Figure 5. Elevated NLP-12 signaling induces a chronic local search-like state.

(A) Representative tracks (45 s) of wild type (black lines) and nlp-12(OE) (red lines) animals during 0–5 and 30–35 minute intervals after removal from food as indicated. nlp-12(OE) refers to a transgenic strain (ufIs104) stably expressing high levels of the wild type nlp-12 genomic sequence. Note that high angled reorientations still persist during the 30–35 minute interval for nlp-12(OE) in contrast to the long forward run of the wild type animal. The starting point of each track is indicated by an arrowhead (wild type: black; nlp-12(OE): red). (B) Total directional reorientations measured during 0–5 and 30–35 minute intervals following removal from food for wild type (n = 8) and nlp-12(OE) (n = 15) animals. (C) Average body bend amplitude for the genotypes indicated. –DVA refers to DVA ablation (WT: n = 11, nlp-12(OE): n = 15, nlp-12(OE) -DVA: n = 10, unc-29: n = 30, unc-29;nlp-12(OE): n = 22, acr-16: n = 16, acr-16;nlp-12(OE): n = 15). (D) Frequency distribution of bending angles for wild type (black) and nlp-12(OE) (red) animals monitored on bacteria seeded plates for 30 s (WT: n = 12, nlp-12(OE): n = 15). (E) Bar graph depicting total percentage of bending angles ≥75° for the genotypes indicated (WT: n = 12, nlp-12(OE): n = 14, nlp-12(OE) -DVA: n = 9, unc-29: n = 10, unc-29;nlp-12(OE): n = 12, acr-16: n = 10, acr-16;nlp-12(OE): n = 12). Note that wild type worms rarely execute bends ≥75°. Bars represent mean (±SEM). For (B), (C) and (E) ***, p<0.0001 by ANOVA with Sidak's post-hoc test.

Figure 6. Evoked synaptic responses are prolonged in L-AChR(gf) animals and require nlp-12.

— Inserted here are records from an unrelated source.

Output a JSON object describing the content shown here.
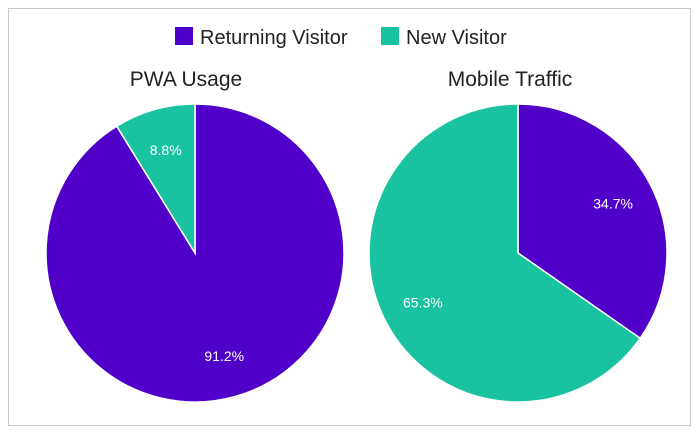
{
  "chart_data": [
    {
      "type": "pie",
      "title": "PWA Usage",
      "slices": [
        {
          "name": "Returning Visitor",
          "value": 91.2,
          "label": "91.2%",
          "color": "#5000c8"
        },
        {
          "name": "New Visitor",
          "value": 8.8,
          "label": "8.8%",
          "color": "#19c3a0"
        }
      ]
    },
    {
      "type": "pie",
      "title": "Mobile Traffic",
      "slices": [
        {
          "name": "Returning Visitor",
          "value": 34.7,
          "label": "34.7%",
          "color": "#5000c8"
        },
        {
          "name": "New Visitor",
          "value": 65.3,
          "label": "65.3%",
          "color": "#19c3a0"
        }
      ]
    }
  ],
  "legend": {
    "placement": "top-center",
    "items": [
      {
        "label": "Returning Visitor",
        "color": "#5000c8"
      },
      {
        "label": "New Visitor",
        "color": "#19c3a0"
      }
    ]
  }
}
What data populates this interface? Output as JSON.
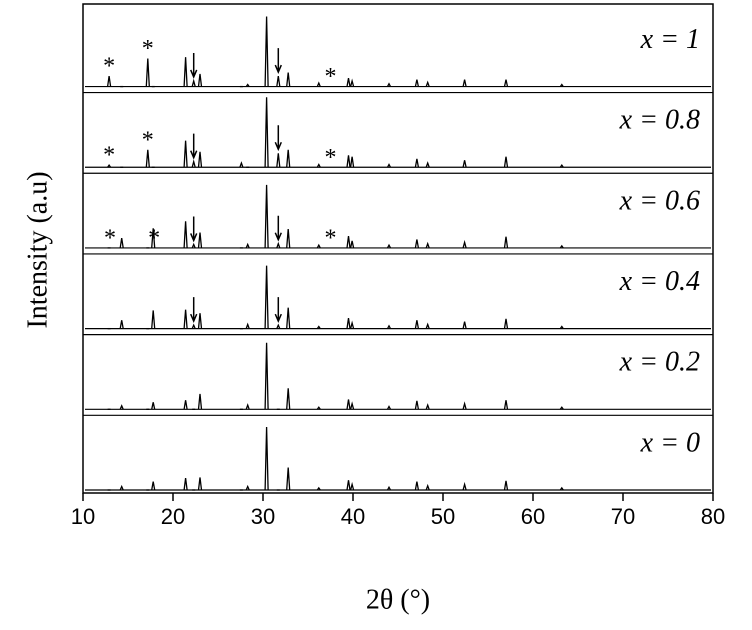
{
  "chart_data": {
    "type": "xrd-stack",
    "x_label": "2θ (°)",
    "y_label": "Intensity (a.u)",
    "xlim": [
      10,
      80
    ],
    "xticks": [
      10,
      20,
      30,
      40,
      50,
      60,
      70,
      80
    ],
    "x": [
      12.9,
      14.3,
      17.2,
      17.8,
      21.4,
      22.3,
      23.0,
      27.6,
      28.3,
      30.4,
      31.7,
      32.8,
      36.2,
      39.5,
      39.9,
      44.0,
      47.1,
      48.3,
      52.4,
      57.0,
      63.2
    ],
    "series": [
      {
        "name": "x = 0",
        "color": "#000000",
        "values": [
          0,
          0.05,
          0,
          0.12,
          0.17,
          0,
          0.18,
          0,
          0.05,
          0.9,
          0,
          0.32,
          0.03,
          0.14,
          0.08,
          0.04,
          0.12,
          0.06,
          0.08,
          0.13,
          0.03
        ],
        "stars": [],
        "arrows": []
      },
      {
        "name": "x = 0.2",
        "color": "#000000",
        "values": [
          0,
          0.05,
          0,
          0.1,
          0.13,
          0,
          0.22,
          0,
          0.06,
          0.95,
          0,
          0.3,
          0.03,
          0.14,
          0.08,
          0.04,
          0.12,
          0.06,
          0.08,
          0.13,
          0.03
        ],
        "stars": [],
        "arrows": []
      },
      {
        "name": "x = 0.4",
        "color": "#000000",
        "values": [
          0,
          0.12,
          0,
          0.26,
          0.27,
          0.05,
          0.22,
          0,
          0.06,
          0.9,
          0.05,
          0.3,
          0.03,
          0.15,
          0.08,
          0.04,
          0.12,
          0.06,
          0.1,
          0.14,
          0.03
        ],
        "stars": [],
        "arrows": [
          22.3,
          31.7
        ]
      },
      {
        "name": "x = 0.6",
        "color": "#000000",
        "values": [
          0,
          0.14,
          0,
          0.28,
          0.38,
          0.05,
          0.22,
          0,
          0.05,
          0.9,
          0.06,
          0.27,
          0.04,
          0.17,
          0.1,
          0.04,
          0.12,
          0.06,
          0.08,
          0.16,
          0.03
        ],
        "stars": [
          {
            "x": 13.0,
            "label": "*"
          },
          {
            "x": 17.9,
            "label": "*"
          },
          {
            "x": 37.5,
            "label": "*"
          }
        ],
        "arrows": [
          22.3,
          31.7
        ]
      },
      {
        "name": "x = 0.8",
        "color": "#000000",
        "values": [
          0.03,
          0,
          0.25,
          0,
          0.38,
          0.08,
          0.22,
          0.06,
          0,
          1.0,
          0.2,
          0.25,
          0.04,
          0.17,
          0.15,
          0.04,
          0.12,
          0.06,
          0.1,
          0.15,
          0.03
        ],
        "stars": [
          {
            "x": 12.9,
            "label": "*"
          },
          {
            "x": 17.2,
            "label": "*"
          },
          {
            "x": 37.5,
            "label": "*"
          }
        ],
        "arrows": [
          22.3,
          31.7
        ]
      },
      {
        "name": "x = 1",
        "color": "#000000",
        "values": [
          0.15,
          0,
          0.4,
          0,
          0.42,
          0.08,
          0.18,
          0,
          0.03,
          1.0,
          0.15,
          0.2,
          0.05,
          0.12,
          0.08,
          0.04,
          0.1,
          0.06,
          0.1,
          0.1,
          0.03
        ],
        "stars": [
          {
            "x": 12.9,
            "label": "*"
          },
          {
            "x": 17.2,
            "label": "*"
          },
          {
            "x": 37.5,
            "label": "*"
          }
        ],
        "arrows": [
          22.3,
          31.7
        ]
      }
    ]
  }
}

(A) Time course of paralysis in the presence of the L-AChR agonist levamisole (200 µM) for wild type, L-AChR(gf), nlp-12 mutants and nlp-12;L-AChR(gf) animals as indicated. Each data point represents the mean (± SEM) for at least 10 trials. (B) Current responses to pressure application (1 s) of levamisole (500 µM) recorded from body wall muscles of control (− transgene) (n = 5), L-AChR(gf) (n = 6) and nlp-12;L-AChR(gf) (n = 4) animals as indicated. Holding potential was −60 mV. (C) The ratio of the current amplitude 1 s after the start of levamisole application (steady state) to the peak current for control, L-AChR(gf), and nlp-12;L-AChR(gf) animals as indicated. (D) Current responses to photostimulation of motor neurons (10 ms, upper or 800 ms, lower) recorded from body wall muscles of control, L-AChR(gf), and nlp-12;L-AChR(gf) animals as indicated. Holding potential was −80 mV. Recordings were made in the presence of the N-AChR antagonist dHβE (10 µM) to isolate the L-AChR mediated current. (E, F) Average amplitude (E) decay time constant (F) for synaptic responses to 10 ms motor neuron photostimulation for the genotypes indicated. The decay phase of L-AChR mediated evoked current responses were fit with a single exponential. Bars represent mean (± SEM) of amplitude and decay time constant values calculated for responses from control (n = 19), L-AChR(gf) (n = 11), and nlp-12;L-AChR(gf) (n = 11) animals. ***, p<0.0001 by ANOVA with Sidak's post-hoc test. Each strain stably expressed the Pacr-2::ChR2-GFP transgene (ufIs23) for photostimulation of motor neurons.